Speaker of the House Kevin McCarthy (R-Calif.) arrives for a GOP caucus meeting at the U.S. Capitol yesterday. Photo: Chip Somodevilla/Getty Images
Since the modern era of fiscal standoffs began in 2011, the best advice you could give an investor, or anyone making major financial decisions, would be to ignore it.
- If you just assumed that Washington drama over the debt ceiling and government shutdowns would work out eventually, and that the impact would be short-lived, you would have been right — in the past. But there are warning signs this time could be different.
Why it matters: A self-inflicted fiscal crisis could come at a terrible time amid a fragile U.S. economy, and undermine a Treasury market that underpins the world financial system.
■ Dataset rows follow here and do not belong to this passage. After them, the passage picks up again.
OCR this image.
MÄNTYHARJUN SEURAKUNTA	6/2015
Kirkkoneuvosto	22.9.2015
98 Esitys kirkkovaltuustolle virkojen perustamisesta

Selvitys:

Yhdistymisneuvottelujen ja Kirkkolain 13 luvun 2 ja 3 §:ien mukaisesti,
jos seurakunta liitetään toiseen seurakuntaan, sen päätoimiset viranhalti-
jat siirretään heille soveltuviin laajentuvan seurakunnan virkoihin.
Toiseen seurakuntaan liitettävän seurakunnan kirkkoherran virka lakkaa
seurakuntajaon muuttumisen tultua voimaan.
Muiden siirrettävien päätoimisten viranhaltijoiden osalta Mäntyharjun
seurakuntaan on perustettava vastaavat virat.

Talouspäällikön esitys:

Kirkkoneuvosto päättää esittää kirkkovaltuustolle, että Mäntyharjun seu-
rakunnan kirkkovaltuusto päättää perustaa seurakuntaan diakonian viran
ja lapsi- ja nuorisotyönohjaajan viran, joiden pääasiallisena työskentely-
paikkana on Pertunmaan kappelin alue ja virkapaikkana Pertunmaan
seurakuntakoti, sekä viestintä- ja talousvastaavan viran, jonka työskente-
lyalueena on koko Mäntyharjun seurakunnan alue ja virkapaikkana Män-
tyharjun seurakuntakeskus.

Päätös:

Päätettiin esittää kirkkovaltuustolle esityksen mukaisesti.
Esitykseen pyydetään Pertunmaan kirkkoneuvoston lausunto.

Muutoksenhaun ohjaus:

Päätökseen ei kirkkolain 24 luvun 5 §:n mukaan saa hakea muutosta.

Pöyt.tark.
Driving the news: Republicans have claimed a razor-thin majority in the House, and the GOP caucus includes a significant faction of "burn-it-all-down" policy nihilists.
- The 15 votes it took for Kevin McCarthy to be elected speaker and the concessions he made to hard-liners to prevail show how little control he, or anyone, has over the House.
- When the U.S. government hits its legal debt limit, likely in late summer or fall, House Republicans may refuse to raise it without extracting major policy concessions that Senate Democrats and the Biden administration will be loath to agree to.
State of play: That would put a U.S. debt default on the table, a repeat of the summer 2011 standoff that sent stocks gyrating wildly, and triggered a downgrade of the nation's credit rating.
- "The debt limit is going to be a problem," Goldman Sachs economist Alec Phillips wrote in a note this week, saying that they view the situation as a "greater risk than at any time since 1995 or 2011."
Between the lines: There is a sort of reflexivity between Washington and Wall Street in which turmoil in financial markets tends to focus the minds of Congress, acting as a forcing mechanism that helps negotiators forge consensus.
- The 2011 debt ceiling episode is one example. Another is the failed House vote on the Wall Street bailout bill in October 2008 that sent markets reeling — which in turn added pressure to pass the legislation with some tweaks.
- But financial markets have become complacent about political risk, precisely because that has turned out to be the proper stance in one episode after another over the last 12 years. Traders who reacted to the latest Washington headlines tended to lose money relative to those who took the long view.
- As long as markets don't show alarm about a possible debt crisis (and right now they don't), there is less urgency to find a bipartisan path forward. That makes darker scenarios more plausible, such as if the U.S. government were to stop paying some of its bills, or the legal status of newly issued debt came into question.
What they're saying: "In order for Congress to act expeditiously, there must be a sense of gravity around the consequences should they fail to act," Liam Donovan, a principal at Bracewell LLP, tells Axios.
- "At this point, conventional market wisdom is actively undermining that sort of pressure by projecting unmitigated confidence that it will all work out," he said.
The bottom line: The sanguine outlook on Wall Street makes it more likely that some ugly days may be in store later this year.